Wesley Andres Watters

Wesley Andres Watters

Wesley Andres Watters is an associate professor in the Department of Physics and Astronomy at Wellesley College, where he holds the Whitehead Chair of Critical Thought.  For most of his career, he has focused on the effects of high-speed impacts on planetary surfaces and interiors, and the long-term evolution of impact craters.  Through his research and teaching on these topics, he has become acquainted with the early history of this field.  In recent years, this has sparked a broader interest in the role that anomalies play in the history of science, and especially of exogenous anomalies that scientists seem to find initially unpalatable.  Since 2020, he has worked with his students on developing methods and instrumentation for detecting and characterizing objects in the atmosphere, in search of novel classes of phenomena.  He has been an active member of the Galileo Project Research Team since 2021.

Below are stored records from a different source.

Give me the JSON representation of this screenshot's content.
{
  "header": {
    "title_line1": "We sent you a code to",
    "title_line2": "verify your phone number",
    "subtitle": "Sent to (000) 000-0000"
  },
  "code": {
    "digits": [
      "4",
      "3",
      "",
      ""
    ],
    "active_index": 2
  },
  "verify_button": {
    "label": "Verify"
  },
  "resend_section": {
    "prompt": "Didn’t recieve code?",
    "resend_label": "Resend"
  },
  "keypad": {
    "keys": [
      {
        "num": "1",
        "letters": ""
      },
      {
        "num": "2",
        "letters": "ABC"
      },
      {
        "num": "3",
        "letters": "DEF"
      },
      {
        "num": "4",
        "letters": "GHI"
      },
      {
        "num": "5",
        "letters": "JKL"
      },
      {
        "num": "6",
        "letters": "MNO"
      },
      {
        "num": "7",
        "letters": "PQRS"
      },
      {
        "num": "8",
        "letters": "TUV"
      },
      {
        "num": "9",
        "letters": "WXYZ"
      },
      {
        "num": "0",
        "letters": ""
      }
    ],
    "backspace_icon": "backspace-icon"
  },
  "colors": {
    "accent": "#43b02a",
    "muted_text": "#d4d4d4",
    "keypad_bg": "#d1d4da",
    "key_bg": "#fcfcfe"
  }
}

Formerly Impossible Objects: Falling stones and the Dawn of Meteoritics

In early modern Europe, natural philosophers widely denied the reality of meteorite falls, a situation commonly compared to present-day denials of the UFO phenomenon.  A close examination of the prehistory of meteoritics (the science of meteorites) reveals significant parallels as well as notable differences.  Meteorite falls belong to a special class of anomalous phenomena that are fleeting and not reproducible on demand, and that were largely brought to the attention of the scientific community by non-scientists.  We will examine how eyewitness testimony about marvelous events was regarded by scholars of the early modern period, and how some in this community responded to these reports with steps that led, eventually, to the founding of a new science.  We will also consider the challenge of distilling the phenomenon from the metaphysical baggage that had become attached to it.  Taboo and stigma had a part in discouraging investigation, alongside preexisting beliefs that were entrenched to varying degrees.  Of special interest is the question of what events, hypotheses, publications, and interventions were necessary to change scholarly opinion.  We will also consider whether existing frameworks for understanding scientific anomalies are helpful to making sense of this case.